Le lendemain du marché de Saint-Cyprien, le clerc de l’étude Cournet paraissait anxieux.

–Eh bien, mon cher Prosper, vous avez l’air tout rêveur, ce matin, venait de dire le notaire au grand jeune homme qui réfléchissait, le front dans ses mains.

Prosper leva la tête. Il semblait, en effet, revenir d’un rêve. Ses yeux rencontrèrent ceux de son patron, et il parut honteux de s’être ainsi laissé surprendre.

–Oh! il est bien permis de délaisser un peu les minutes quand on est sur le point de prendre femme. Quoi donc?… Est-ce qu’il y a à se cacher?. Vous êtes en âge, que diable!. Et puis, il y a des écus. Madame Cournet et moi sommes bien heureux, allez; l’étude ne pouvait tomber en meilleures mains. Vous prendrez tout le temps nécessaire pour payer. Le père François a le sac. Un peu de la campagne, mademoiselle Bérias. Bah! elle a été en pension; elle se formera. Jolie comme un bouquet, et rosette. à croquer. Mon brave Prosper, vous allez être heureux comme deux coqs en pâte.

Le jeune homme n’essaya pas d’interrompre. Me Cournet était un moulin à paroles. Plein de tact, fort en droit, mais discoureur à ne pas en voir la fin; avec cela court, trapu, grisonnant, une bonne figure rasée de frais et parée de besicles d’or, du linge bien blanc, une grave redingote, et de ventre ce qu’il en faut. Il exerçait sa profession depuis vingt-cinq ans, et il était en ce moment président de la chambre des notaires. Son étude vendue, il était certain d’être nommé juge de paix du canton de Saint-Cyprien, et comme il n’avait pas d’enfant, il irait vivre bien tranquille avec sa femme dans sa propriété du Retol, située seulement à quelques centaines de mètres de la ville. Une audience par semaine, et le reste du temps pour s’occuper d’agriculture; ce serait charmant.

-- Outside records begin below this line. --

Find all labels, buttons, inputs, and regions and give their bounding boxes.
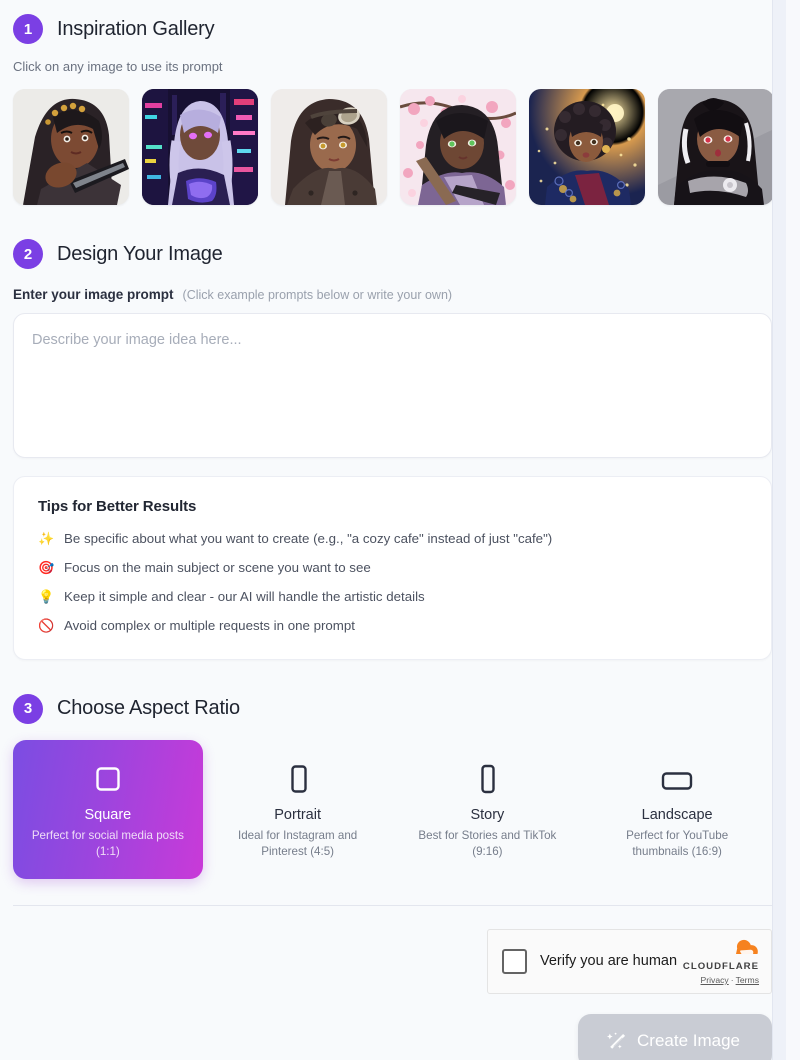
aspect-ratio-option-story[interactable]: Story Best for Stories and TikTok (9:16) (393, 740, 583, 879)
prompt-label-row: Enter your image prompt (Click example p… (13, 287, 773, 302)
aspect-ratio-options: Square Perfect for social media posts (1… (13, 739, 772, 879)
tip-item: ✨ Be specific about what you want to cre… (38, 530, 747, 548)
landscape-frame-icon (592, 760, 762, 798)
gallery-thumb-2[interactable] (142, 89, 258, 205)
page-scrollbar-rail[interactable] (772, 0, 786, 1060)
create-image-button[interactable]: Create Image (578, 1013, 772, 1060)
prohibited-icon: 🚫 (38, 617, 55, 633)
tip-text: Keep it simple and clear - our AI will h… (64, 588, 425, 604)
dart-icon: 🎯 (38, 559, 55, 575)
prompt-hint: (Click example prompts below or write yo… (182, 288, 453, 302)
aspect-ratio-name: Story (470, 806, 505, 823)
prompt-input[interactable] (13, 313, 772, 458)
tip-item: 🚫 Avoid complex or multiple requests in … (38, 617, 747, 635)
step-badge-2: 2 (13, 239, 43, 269)
gallery-thumb-1[interactable] (13, 89, 129, 205)
story-frame-icon (403, 760, 573, 798)
verify-human-checkbox[interactable] (502, 948, 527, 974)
magic-wand-icon (607, 1032, 626, 1049)
cloudflare-brand: CLOUDFLARE Privacy · Terms (683, 936, 759, 986)
terms-link[interactable]: Terms (736, 975, 759, 985)
inspiration-gallery (13, 89, 774, 205)
tip-text: Be specific about what you want to creat… (64, 531, 553, 546)
tips-title: Tips for Better Results (38, 498, 197, 515)
aspect-ratio-desc: Perfect for YouTube thumbnails (16:9) (626, 828, 729, 859)
image-generator-page: 1 Inspiration Gallery Click on any image… (0, 0, 786, 1060)
aspect-ratio-option-square[interactable]: Square Perfect for social media posts (1… (13, 739, 203, 879)
aspect-ratio-desc: Perfect for social media posts (1:1) (31, 828, 184, 859)
gallery-thumb-6[interactable] (658, 89, 774, 205)
cloudflare-turnstile-widget[interactable]: Verify you are human CLOUDFLARE Privacy ·… (487, 928, 772, 994)
aspect-ratio-name: Square (84, 806, 132, 823)
gallery-image-2 (142, 89, 258, 205)
section-divider (13, 904, 772, 906)
create-image-label: Create Image (637, 1030, 740, 1050)
aspect-ratio-section-header: 3 Choose Aspect Ratio (13, 693, 773, 724)
step-badge-1: 1 (13, 14, 43, 44)
cloudflare-wordmark: CLOUDFLARE (682, 961, 759, 973)
tip-item: 🎯 Focus on the main subject or scene you… (38, 559, 747, 577)
aspect-ratio-option-portrait[interactable]: Portrait Ideal for Instagram and Pintere… (203, 740, 393, 879)
verify-human-label: Verify you are human (540, 953, 678, 970)
tip-text: Avoid complex or multiple requests in on… (64, 617, 355, 633)
aspect-ratio-desc: Ideal for Instagram and Pinterest (4:5) (238, 828, 358, 859)
gallery-image-4 (400, 89, 516, 205)
square-frame-icon (23, 760, 193, 798)
design-title: Design Your Image (57, 242, 223, 265)
create-button-row: Create Image (13, 1013, 772, 1060)
sparkles-icon: ✨ (38, 531, 55, 546)
portrait-frame-icon (213, 760, 383, 798)
gallery-image-1 (13, 89, 129, 205)
step-badge-3: 3 (13, 693, 43, 724)
cloudflare-links: Privacy · Terms (683, 975, 759, 985)
cloudflare-cloud-icon (736, 940, 758, 955)
gallery-subtitle: Click on any image to use its prompt (13, 59, 223, 74)
privacy-link[interactable]: Privacy (701, 975, 729, 985)
gallery-image-3 (271, 89, 387, 205)
gallery-thumb-5[interactable] (529, 89, 645, 205)
aspect-ratio-title: Choose Aspect Ratio (57, 697, 240, 720)
tips-list: ✨ Be specific about what you want to cre… (38, 530, 747, 635)
tip-item: 💡 Keep it simple and clear - our AI will… (38, 588, 747, 606)
tips-card: Tips for Better Results ✨ Be specific ab… (13, 476, 772, 660)
aspect-ratio-option-landscape[interactable]: Landscape Perfect for YouTube thumbnails… (582, 740, 772, 879)
turnstile-row: Verify you are human CLOUDFLARE Privacy ·… (13, 928, 772, 994)
aspect-ratio-name: Portrait (274, 806, 321, 823)
gallery-thumb-3[interactable] (271, 89, 387, 205)
aspect-ratio-name: Landscape (641, 806, 713, 823)
tip-text: Focus on the main subject or scene you w… (64, 559, 371, 575)
design-section-header: 2 Design Your Image (13, 239, 773, 269)
aspect-ratio-desc: Best for Stories and TikTok (9:16) (418, 828, 557, 859)
gallery-section-header: 1 Inspiration Gallery (13, 0, 773, 44)
gallery-thumb-4[interactable] (400, 89, 516, 205)
prompt-label: Enter your image prompt (13, 287, 174, 302)
lightbulb-icon: 💡 (38, 588, 55, 604)
link-separator: · (730, 974, 734, 985)
gallery-title: Inspiration Gallery (57, 17, 215, 40)
gallery-image-6 (658, 89, 774, 205)
gallery-image-5 (529, 89, 645, 205)
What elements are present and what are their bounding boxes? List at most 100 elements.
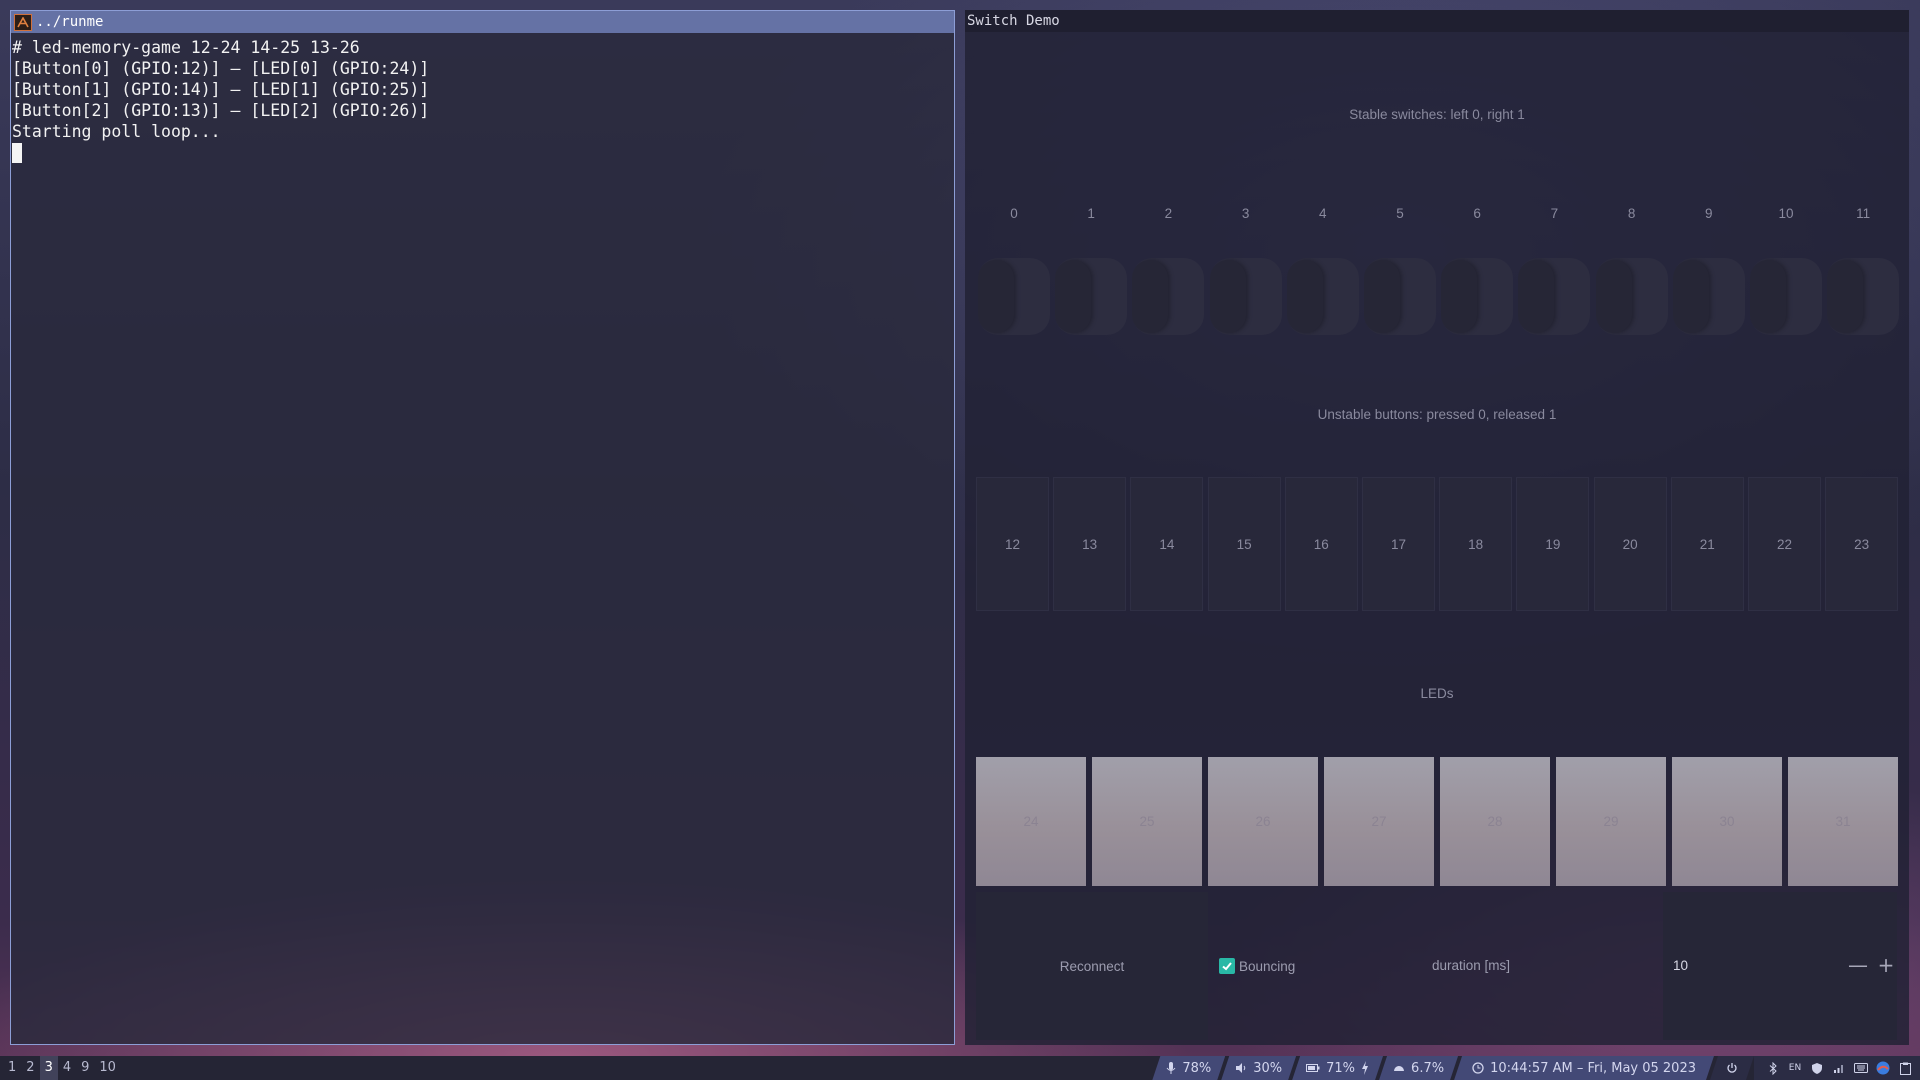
switch-label: 2 <box>1164 206 1173 221</box>
clock-text: 10:44:57 AM – Fri, May 05 2023 <box>1490 1060 1696 1076</box>
terminal-line: [Button[0] (GPIO:12)] – [LED[0] (GPIO:24… <box>12 59 430 78</box>
led-indicator: 24 <box>976 757 1086 886</box>
shield-icon[interactable] <box>1810 1061 1824 1075</box>
browser-icon[interactable] <box>1876 1061 1890 1075</box>
terminal-window[interactable]: ../runme # led-memory-game 12-24 14-25 1… <box>10 10 955 1045</box>
decrement-button[interactable]: — <box>1847 954 1869 976</box>
speaker-icon <box>1235 1062 1247 1074</box>
switch-knob <box>1595 260 1632 333</box>
status-modules: 78% 30% 71% 6.7% 10:44:57 AM – Fri, May … <box>1156 1056 1920 1080</box>
switch-label: 5 <box>1396 206 1404 221</box>
microphone-icon <box>1166 1061 1176 1075</box>
leds-heading: LEDs <box>1420 686 1454 701</box>
gpio-button[interactable]: 14 <box>1130 477 1204 611</box>
switch-knob <box>1672 260 1709 333</box>
switch-demo-window[interactable]: Switch Demo Stable switches: left 0, rig… <box>965 10 1909 1045</box>
cpu-icon <box>1393 1062 1405 1074</box>
toggle-switch[interactable] <box>1518 258 1591 335</box>
charging-icon <box>1361 1061 1369 1075</box>
battery-level: 71% <box>1326 1060 1356 1076</box>
gpio-button[interactable]: 23 <box>1825 477 1899 611</box>
stable-switches-heading: Stable switches: left 0, right 1 <box>1349 107 1525 122</box>
toggle-switch[interactable] <box>1132 258 1205 335</box>
switch-knob <box>1441 260 1478 333</box>
clipboard-icon[interactable] <box>1898 1061 1912 1075</box>
terminal-line: [Button[1] (GPIO:14)] – [LED[1] (GPIO:25… <box>12 80 430 99</box>
terminal-line: [Button[2] (GPIO:13)] – [LED[2] (GPIO:26… <box>12 101 430 120</box>
clock-module[interactable]: 10:44:57 AM – Fri, May 05 2023 <box>1454 1056 1714 1080</box>
gpio-button[interactable]: 16 <box>1284 477 1358 611</box>
workspace-item[interactable]: 1 <box>3 1056 21 1080</box>
switch-label: 9 <box>1705 206 1713 221</box>
status-bar: 1 2 3 4 9 10 78% 30% 71% 6.7% 10:44:57 AM – F… <box>0 1056 1920 1080</box>
switch-knob <box>1750 260 1786 333</box>
reconnect-button[interactable]: Reconnect <box>976 892 1208 1040</box>
toggle-switch[interactable] <box>1827 258 1900 335</box>
gpio-button[interactable]: 20 <box>1593 477 1667 611</box>
gpio-button[interactable]: 17 <box>1362 477 1435 611</box>
led-indicator: 31 <box>1788 757 1898 886</box>
clock-icon <box>1472 1062 1484 1074</box>
battery-icon <box>1306 1063 1320 1073</box>
gpio-button[interactable]: 18 <box>1439 477 1513 611</box>
terminal-output[interactable]: # led-memory-game 12-24 14-25 13-26 [But… <box>11 33 954 167</box>
toggle-switch[interactable] <box>1595 258 1668 335</box>
led-indicator: 27 <box>1324 757 1434 886</box>
terminal-line: # led-memory-game 12-24 14-25 13-26 <box>12 38 360 57</box>
power-button[interactable] <box>1710 1056 1754 1080</box>
switch-label: 7 <box>1550 206 1559 221</box>
gpio-button[interactable]: 22 <box>1748 477 1821 611</box>
toggle-switch[interactable] <box>1209 258 1282 335</box>
toggle-switch[interactable] <box>978 258 1050 335</box>
duration-label: duration [ms] <box>1432 958 1511 973</box>
battery-module[interactable]: 71% <box>1292 1056 1383 1080</box>
switch-knob <box>1286 260 1323 333</box>
workspace-list: 1 2 3 4 9 10 <box>3 1056 121 1080</box>
system-tray: EN <box>1754 1056 1920 1080</box>
bouncing-checkbox[interactable] <box>1219 958 1235 974</box>
terminal-cursor <box>12 143 22 163</box>
terminal-line: Starting poll loop... <box>12 122 221 141</box>
network-icon[interactable] <box>1832 1061 1846 1075</box>
toggle-switch[interactable] <box>1286 258 1359 335</box>
terminal-app-icon <box>14 13 32 31</box>
duration-value[interactable]: 10 <box>1673 956 1688 976</box>
mic-module[interactable]: 78% <box>1152 1056 1225 1080</box>
terminal-titlebar[interactable]: ../runme <box>11 11 954 33</box>
gpio-button[interactable]: 12 <box>976 477 1049 611</box>
increment-button[interactable]: + <box>1875 954 1897 976</box>
demo-titlebar[interactable]: Switch Demo <box>965 10 1909 32</box>
switch-label: 0 <box>1010 206 1018 221</box>
duration-spinbox[interactable]: 10 — + <box>1663 892 1897 1040</box>
bluetooth-icon[interactable] <box>1766 1061 1780 1075</box>
workspace-item[interactable]: 3 <box>39 1056 58 1080</box>
toggle-switch[interactable] <box>1055 258 1128 335</box>
toggle-switch[interactable] <box>1364 258 1436 335</box>
gpio-button[interactable]: 13 <box>1053 477 1127 611</box>
toggle-switch[interactable] <box>1672 258 1745 335</box>
switch-label: 8 <box>1627 206 1636 221</box>
controls-row: Reconnect Bouncing duration [ms] 10 — + <box>976 892 1898 1040</box>
toggle-switch[interactable] <box>1750 258 1822 335</box>
cpu-module[interactable]: 6.7% <box>1379 1056 1458 1080</box>
workspace-item[interactable]: 4 <box>58 1056 76 1080</box>
mic-level: 78% <box>1182 1060 1212 1076</box>
gpio-button[interactable]: 19 <box>1516 477 1590 611</box>
volume-module[interactable]: 30% <box>1221 1056 1296 1080</box>
volume-level: 30% <box>1253 1060 1283 1076</box>
toggle-switch[interactable] <box>1441 258 1514 335</box>
led-indicator: 25 <box>1092 757 1202 886</box>
switch-knob <box>1518 260 1555 333</box>
gpio-button[interactable]: 15 <box>1207 477 1281 611</box>
gpio-button[interactable]: 21 <box>1670 477 1744 611</box>
led-indicator: 30 <box>1672 757 1782 886</box>
cpu-level: 6.7% <box>1411 1060 1445 1076</box>
keyboard-icon[interactable] <box>1854 1061 1868 1075</box>
workspace-item[interactable]: 2 <box>21 1056 39 1080</box>
workspace-item[interactable]: 9 <box>76 1056 94 1080</box>
workspace-item[interactable]: 10 <box>94 1056 121 1080</box>
keyboard-layout-indicator[interactable]: EN <box>1788 1061 1802 1075</box>
led-indicator: 29 <box>1556 757 1666 886</box>
bouncing-checkbox-row[interactable]: Bouncing <box>1219 956 1295 976</box>
switch-knob <box>1055 260 1092 333</box>
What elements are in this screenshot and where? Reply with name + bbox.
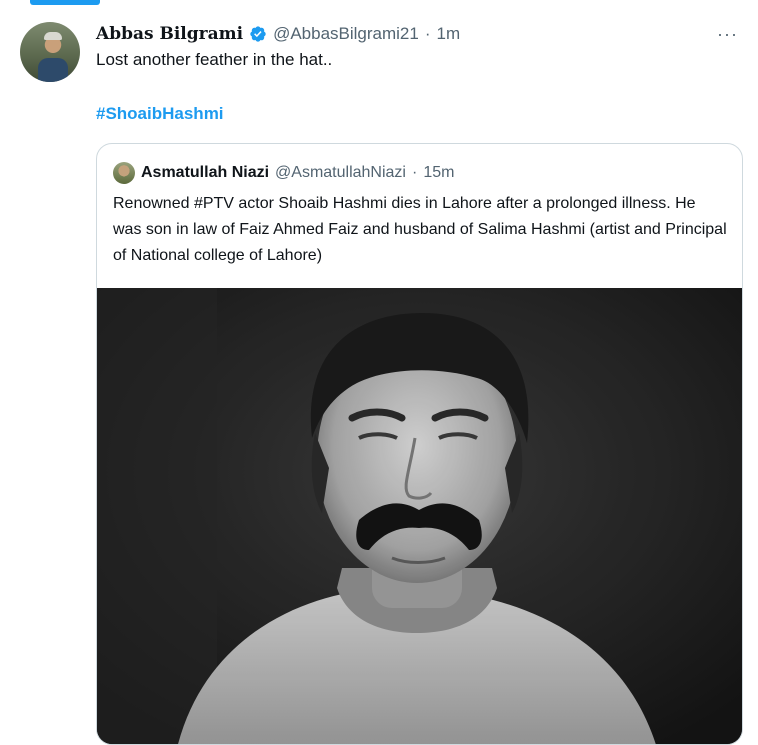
portrait-photo xyxy=(97,288,742,744)
timestamp[interactable]: 1m xyxy=(437,24,461,44)
quoted-tweet-text: Renowned #PTV actor Shoaib Hashmi dies i… xyxy=(113,195,727,264)
tweet-text: Lost another feather in the hat.. xyxy=(96,50,333,69)
quoted-separator-dot: · xyxy=(411,164,418,181)
display-name[interactable]: Abbas Bilgrami xyxy=(96,24,243,44)
handle[interactable]: @AbbasBilgrami21 xyxy=(273,24,419,44)
separator-dot: · xyxy=(424,24,431,43)
quoted-tweet-header: Asmatullah Niazi @AsmatullahNiazi · 15m xyxy=(113,162,454,184)
avatar-hair xyxy=(44,32,62,40)
verified-badge-icon xyxy=(250,26,266,42)
tweet[interactable]: Abbas Bilgrami @AbbasBilgrami21 · 1m ···… xyxy=(0,0,758,745)
quoted-display-name[interactable]: Asmatullah Niazi xyxy=(141,164,269,182)
quoted-tweet-photo[interactable] xyxy=(97,288,742,744)
hashtag-link[interactable]: #ShoaibHashmi xyxy=(96,104,224,124)
avatar-shirt xyxy=(38,58,68,82)
avatar[interactable] xyxy=(20,22,80,82)
quoted-avatar[interactable] xyxy=(113,162,135,184)
quoted-handle[interactable]: @AsmatullahNiazi xyxy=(275,164,406,182)
quoted-timestamp[interactable]: 15m xyxy=(423,164,454,182)
more-options-icon[interactable]: ··· xyxy=(717,24,738,45)
tweet-header: Abbas Bilgrami @AbbasBilgrami21 · 1m xyxy=(96,24,460,44)
quoted-tweet[interactable]: Asmatullah Niazi @AsmatullahNiazi · 15m … xyxy=(96,143,743,745)
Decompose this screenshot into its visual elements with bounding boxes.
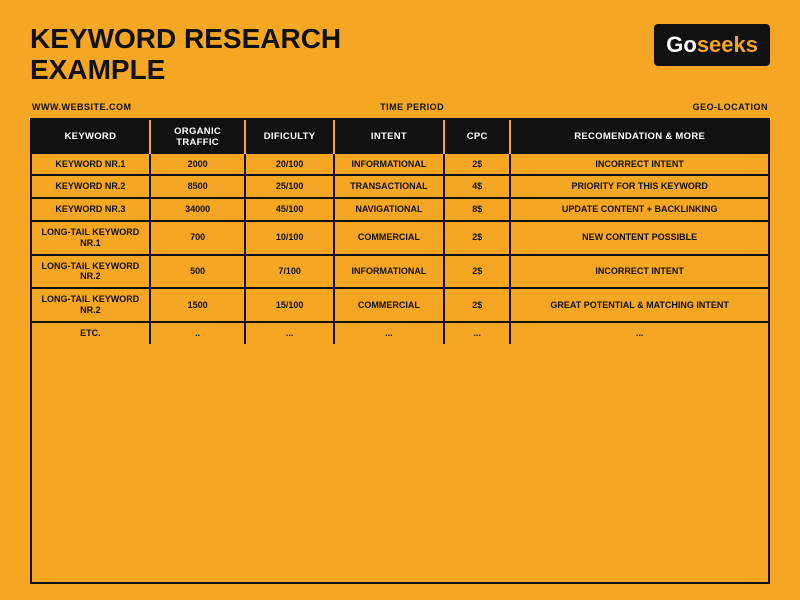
cell-recommendation: PRIORITY FOR THIS KEYWORD <box>510 175 768 198</box>
cell-traffic: 34000 <box>150 198 246 221</box>
meta-time-period: TIME PERIOD <box>380 102 444 112</box>
cell-keyword: LONG-TAIL KEYWORD NR.2 <box>32 288 150 322</box>
page-title: KEYWORD RESEARCH EXAMPLE <box>30 24 341 86</box>
cell-traffic: .. <box>150 322 246 344</box>
meta-row: WWW.WEBSITE.COM TIME PERIOD GEO-LOCATION <box>30 102 770 112</box>
cell-keyword: KEYWORD NR.2 <box>32 175 150 198</box>
table-row: KEYWORD NR.33400045/100NAVIGATIONAL8$UPD… <box>32 198 768 221</box>
cell-cpc: 4$ <box>444 175 510 198</box>
cell-recommendation: NEW CONTENT POSSIBLE <box>510 221 768 255</box>
cell-recommendation: INCORRECT INTENT <box>510 255 768 289</box>
col-header-difficulty: DIFICULTY <box>245 120 333 154</box>
cell-keyword: KEYWORD NR.3 <box>32 198 150 221</box>
cell-keyword: LONG-TAIL KEYWORD NR.1 <box>32 221 150 255</box>
col-header-cpc: CPC <box>444 120 510 154</box>
meta-website: WWW.WEBSITE.COM <box>32 102 132 112</box>
header: KEYWORD RESEARCH EXAMPLE Go seeks <box>30 24 770 86</box>
col-header-traffic: ORGANIC TRAFFIC <box>150 120 246 154</box>
cell-cpc: 2$ <box>444 221 510 255</box>
cell-traffic: 1500 <box>150 288 246 322</box>
table-wrapper: KEYWORDORGANIC TRAFFICDIFICULTYINTENTCPC… <box>30 118 770 584</box>
cell-intent: INFORMATIONAL <box>334 154 444 176</box>
cell-difficulty: 10/100 <box>245 221 333 255</box>
col-header-recommendation: RECOMENDATION & MORE <box>510 120 768 154</box>
logo: Go seeks <box>654 24 770 66</box>
page-container: KEYWORD RESEARCH EXAMPLE Go seeks WWW.WE… <box>0 0 800 600</box>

Depuis longtemps, Me Cournet avait voulu céder son étude à son clerc; mais Parent désirait donner des garanties, et il tenait à son idée, bien que le notaire l’interrompit à chaque instant:

–Farceur, va. Est-ce que nous avons des héritiers, madame Parent et moi?. Tout vous reviendra un jour, mon grand Prosper.

Grâce à la combinaison trouvée par M. Faure, Parent, ayant épousé mademoiselle Bérias, payerait l’étude avec la dot et n’aurait plus de scrupules.

Prosper Parent était le fils d’un vieil instituteur mort à la peine. Il n’avait pas connu sa mère, et Me Cournet, qui, en sa qualité de notable, l’avait couronné douze fois à la distribution des prix de l’école communale, devint son protecteur. Le jeune clerc était intelligent et économe, et les bonnes femmes disaient de lui:

–C’est un honnête garçon; il mourra riche.

Un événement grave avait resserré les liens d’amitié qui unissaient le notaire au lauréat de l’école. Un jour, le cheval de Me Cournet s’était emporté au moment du départ: le notaire allait être infailliblement écrasé contre un mur, lorsque le jeune clerc s’était bravement jeté à la tête du cheval, aux acclamations de toute la foule.

Prosper avait sauvé la vie à son patron.

C’était un grand jeune homme, trop grand même, à la physionomie timide et douce; ses yeux bleus dénotaient la bonté et la droiture, ses mains osseuses disaient une force physique peu commune. Son allure était un peu lourde: et,–chose singulière,–ses épaules, des épaules d’athlète, semblaient s’affaisser sous le poids de quelque fardeau invisible. On eût dit que le géant cherchait à faire oublier sa rude musculature.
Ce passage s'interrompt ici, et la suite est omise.